— Чего тебе, малец? Опять кончился пергамент? — старик Хо быстро прикрыл тряпкой набросок — он тоже работал, уже почти декаду, но так и не сказал Косте над чем, и целое не удавалось увидеть ни одним глазом — мастер тщательно запирал дверь плетениями. Хотя декаду назад он успел рассмотреть несколько набросков — лицо сира Блау наполовину в тени, улыбающуюся Мэй-эр и ещё двух детей, одного — совсем ребенка.
— Я не смогу, мастер, — выдохнул Коста раньше, чем успел передумать. — У меня не выходит. Вы были правы — я слеп и не вижу суть. Не могу уловить. Я хочу отказаться от зака…
Подзатыльник прилетел раньше, чем он закончил и Коста больно прикусил язык.
— Щенок, — наставник тщательно вытирал полотном палец за пальцем от туши. — Для любого мастера позор иметь такого трусливого ученика.
— Я не…
— Трус, — повторил старик Хо. — Причина — страх. Ты просто боишься ошибиться.
— Нет!
— Боишься так, что не можешь писать. Самое простое — это отказаться. Нет доски — нет ошибок.
— Да нет ж-ж-же, — Коста начал заикаться. — Мастер был прав — у меня недостаточно опыта, доску должен рисовать учитель и…
— Трус, — жестко повторил Наставник Хо. — Жалкий. Трус. Недостойный пути мастера. Когда я учил тебя сдаваться раньше, чем попробуешь?
— Я п-п-пробовал! Две декады! Пробовал! — от обиды Коста не сразу смог сглотнуть.
— Когда Блау сказал, что отдаст заказ тебе — моему ученику, — продолжил мастер тише, — я был против ещё и потому что ты — не готов и ты — слаб. Слаб не телом, слаб — духом.
Коста заморгал — часто часто и стиснул руку в кулак.
— Твоя слабость — это страх. Ты не откажешься от заказа. Ты сделаешь его. Есть клановые каллиграфы, есть мастера в пределе, которые с радостью написали бы всё, что угодно, но не справились бы. Постичь суть рода Блау может только тот, кто спускался на двадцатый. Я тоже был там, — продолжил мастер Хо тише, — но я не смогу написать… груз прошлого исказит суть. А ты ещё живешь будущим, щенок. Ещё хочешь оставить след в Хрониках. Тот, кто видит будущее — связь поколений, достоин писать, щенок. Иди. И ищи «суть». И не возвращайся, пока не почувствуешь.
***
Хотелось есть. Спать, а ещё изорвать все пергаменты на мелкие кусочки.
Коста скинул верхнее покрывало с кровати, запер хлипкую дверь и погасил свечи. Устроился посередине на полу и закрыл глаза.
…Но вместо будущего перед глазами упорно вставала смешливая булочка Мэй-эр с ямочками на щечках. Зимы будут идти, персиковые саженцы приживутся и вытянутся…Сезоны будут сменять сезоны, и однажды сад поместья Блау осыпят лепестки персиков…
…Два крыла достроят, зимний сад на крыше — Коста почти видел, как яркие лучи светила играют на витражах…
…Булочка Мэй-эр вырастет, у нее будут дети и поколения за поколениями, спускаясь в алтарный зал они будут видеть надпись над входом…

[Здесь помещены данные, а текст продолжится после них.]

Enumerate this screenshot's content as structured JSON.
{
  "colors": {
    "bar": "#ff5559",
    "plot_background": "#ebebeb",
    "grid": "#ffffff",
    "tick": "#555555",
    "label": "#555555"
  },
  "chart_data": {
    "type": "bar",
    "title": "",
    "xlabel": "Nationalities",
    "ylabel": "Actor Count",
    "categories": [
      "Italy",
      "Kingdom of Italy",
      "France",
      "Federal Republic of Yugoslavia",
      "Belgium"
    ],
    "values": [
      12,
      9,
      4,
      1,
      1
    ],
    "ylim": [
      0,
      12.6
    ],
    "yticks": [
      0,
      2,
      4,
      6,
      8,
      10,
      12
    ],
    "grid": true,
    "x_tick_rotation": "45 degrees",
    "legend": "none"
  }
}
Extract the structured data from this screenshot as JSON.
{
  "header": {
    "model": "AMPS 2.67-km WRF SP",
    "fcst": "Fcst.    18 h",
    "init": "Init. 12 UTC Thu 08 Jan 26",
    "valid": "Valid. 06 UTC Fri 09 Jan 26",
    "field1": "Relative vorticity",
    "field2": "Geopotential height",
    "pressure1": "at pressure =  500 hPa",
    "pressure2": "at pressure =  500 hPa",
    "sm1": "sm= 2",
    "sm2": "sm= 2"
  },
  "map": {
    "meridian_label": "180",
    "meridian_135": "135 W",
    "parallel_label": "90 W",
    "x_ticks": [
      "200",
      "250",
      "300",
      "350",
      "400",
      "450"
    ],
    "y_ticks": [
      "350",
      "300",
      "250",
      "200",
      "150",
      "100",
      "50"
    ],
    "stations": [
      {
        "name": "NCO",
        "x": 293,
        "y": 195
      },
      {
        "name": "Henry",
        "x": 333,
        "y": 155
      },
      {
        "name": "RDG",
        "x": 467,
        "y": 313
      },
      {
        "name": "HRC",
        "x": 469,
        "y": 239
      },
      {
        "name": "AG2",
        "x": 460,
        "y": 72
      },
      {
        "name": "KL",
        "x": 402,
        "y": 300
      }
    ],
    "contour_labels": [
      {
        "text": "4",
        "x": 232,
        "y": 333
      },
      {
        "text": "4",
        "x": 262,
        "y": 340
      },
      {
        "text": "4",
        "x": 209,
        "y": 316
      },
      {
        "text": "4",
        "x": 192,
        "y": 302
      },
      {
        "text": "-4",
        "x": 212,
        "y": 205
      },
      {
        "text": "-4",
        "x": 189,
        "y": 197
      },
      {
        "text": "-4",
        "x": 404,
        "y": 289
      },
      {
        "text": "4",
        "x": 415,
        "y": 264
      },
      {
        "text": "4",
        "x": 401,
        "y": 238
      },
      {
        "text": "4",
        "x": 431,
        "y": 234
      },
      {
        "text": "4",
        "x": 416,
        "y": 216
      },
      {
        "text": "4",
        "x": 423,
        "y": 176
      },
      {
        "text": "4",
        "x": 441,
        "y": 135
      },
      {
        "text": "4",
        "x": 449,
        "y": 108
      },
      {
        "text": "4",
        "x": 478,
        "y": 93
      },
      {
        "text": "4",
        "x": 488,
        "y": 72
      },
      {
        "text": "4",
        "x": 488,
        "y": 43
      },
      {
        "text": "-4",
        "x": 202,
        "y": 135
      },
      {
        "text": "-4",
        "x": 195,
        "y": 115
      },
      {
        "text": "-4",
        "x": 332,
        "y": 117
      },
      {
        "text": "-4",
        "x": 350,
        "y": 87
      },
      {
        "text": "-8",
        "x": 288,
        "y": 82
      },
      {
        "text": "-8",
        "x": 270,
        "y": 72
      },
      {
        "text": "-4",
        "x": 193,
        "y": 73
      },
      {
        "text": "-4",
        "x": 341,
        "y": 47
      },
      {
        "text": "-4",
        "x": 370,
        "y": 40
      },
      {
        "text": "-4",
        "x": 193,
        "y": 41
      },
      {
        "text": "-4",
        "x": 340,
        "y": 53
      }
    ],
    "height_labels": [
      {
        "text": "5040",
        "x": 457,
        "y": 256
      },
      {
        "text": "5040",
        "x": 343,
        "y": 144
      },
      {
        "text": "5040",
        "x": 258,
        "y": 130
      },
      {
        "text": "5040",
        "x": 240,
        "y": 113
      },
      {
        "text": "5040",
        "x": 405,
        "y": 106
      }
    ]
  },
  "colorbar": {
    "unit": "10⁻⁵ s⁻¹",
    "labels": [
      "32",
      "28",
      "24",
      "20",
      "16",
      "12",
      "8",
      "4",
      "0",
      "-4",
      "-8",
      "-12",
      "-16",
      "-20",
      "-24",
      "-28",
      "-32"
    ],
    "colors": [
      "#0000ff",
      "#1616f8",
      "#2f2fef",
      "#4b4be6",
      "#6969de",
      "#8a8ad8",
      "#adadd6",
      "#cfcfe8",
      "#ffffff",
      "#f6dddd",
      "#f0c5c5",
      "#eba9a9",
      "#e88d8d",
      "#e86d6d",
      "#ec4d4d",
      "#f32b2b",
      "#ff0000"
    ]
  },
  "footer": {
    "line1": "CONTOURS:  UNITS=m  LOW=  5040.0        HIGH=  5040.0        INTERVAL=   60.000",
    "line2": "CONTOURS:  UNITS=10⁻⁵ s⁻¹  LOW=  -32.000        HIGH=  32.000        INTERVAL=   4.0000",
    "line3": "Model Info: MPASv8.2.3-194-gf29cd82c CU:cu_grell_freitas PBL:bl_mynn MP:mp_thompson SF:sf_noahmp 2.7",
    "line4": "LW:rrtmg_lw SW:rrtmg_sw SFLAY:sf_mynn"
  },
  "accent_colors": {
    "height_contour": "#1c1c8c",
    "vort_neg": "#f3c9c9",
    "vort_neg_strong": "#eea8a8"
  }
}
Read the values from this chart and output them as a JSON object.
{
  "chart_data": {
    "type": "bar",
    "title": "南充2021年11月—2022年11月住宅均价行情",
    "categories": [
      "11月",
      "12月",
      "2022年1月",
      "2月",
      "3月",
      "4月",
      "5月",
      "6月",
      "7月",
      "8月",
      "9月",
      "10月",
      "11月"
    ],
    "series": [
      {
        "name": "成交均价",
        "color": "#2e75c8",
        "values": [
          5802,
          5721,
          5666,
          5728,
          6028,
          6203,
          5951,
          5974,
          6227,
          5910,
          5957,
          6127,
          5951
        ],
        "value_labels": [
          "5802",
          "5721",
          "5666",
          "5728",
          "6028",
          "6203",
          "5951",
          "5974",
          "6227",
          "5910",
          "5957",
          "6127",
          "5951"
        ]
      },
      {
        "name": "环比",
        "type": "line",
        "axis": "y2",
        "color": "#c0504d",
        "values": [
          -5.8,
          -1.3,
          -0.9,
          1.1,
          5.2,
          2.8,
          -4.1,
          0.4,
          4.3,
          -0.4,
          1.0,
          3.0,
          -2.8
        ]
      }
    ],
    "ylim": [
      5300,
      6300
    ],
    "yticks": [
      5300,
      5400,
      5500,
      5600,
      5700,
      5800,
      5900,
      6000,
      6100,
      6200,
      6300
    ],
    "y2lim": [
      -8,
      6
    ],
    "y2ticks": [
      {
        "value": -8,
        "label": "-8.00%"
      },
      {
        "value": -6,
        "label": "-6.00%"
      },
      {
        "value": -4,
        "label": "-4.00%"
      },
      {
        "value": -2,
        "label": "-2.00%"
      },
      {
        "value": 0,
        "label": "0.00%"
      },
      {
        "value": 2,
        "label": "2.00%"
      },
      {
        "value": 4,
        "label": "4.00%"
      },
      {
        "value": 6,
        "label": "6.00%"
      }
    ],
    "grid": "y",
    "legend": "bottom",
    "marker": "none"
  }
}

…Первый Аксель в роду Блау станет мужчиной, и через десять зим не отец, а он, соберет отряд зачистки и поведет их вниз…
Поколения за поколением.
Зима за зимой.
Сезон за сезон.
Блау хранят Блау.
***
Ступеньки под весом мастера Хо надсадно скрипнули, и он застыл, чтобы не помешать, но ученик не обращал внимания. Внизу на столе, озаряемом светом огня, были расстелены пергаменты, прижатые пиалами и чайником.
Кисть взлетала и опадала, руки скользили вдохновенно, он чертил с полуприкрытыми глазами.
Малец уснул там же, через пятнадцать мгновений, и старик спустился вниз. Обошел стол, помедлив, и выдохнул. Когда прочитал. И украдкой вытер предательски повлажневшие глаза.
— Я смог, — прошептал он беззвучно. — Вы говорили я никогда не смогу… но я — смог. — Хо потер бесполезную печать пальцами — простой кусок металла, который ещё никого не сделал мастером. — Вот теперь я — Мастер, учитель…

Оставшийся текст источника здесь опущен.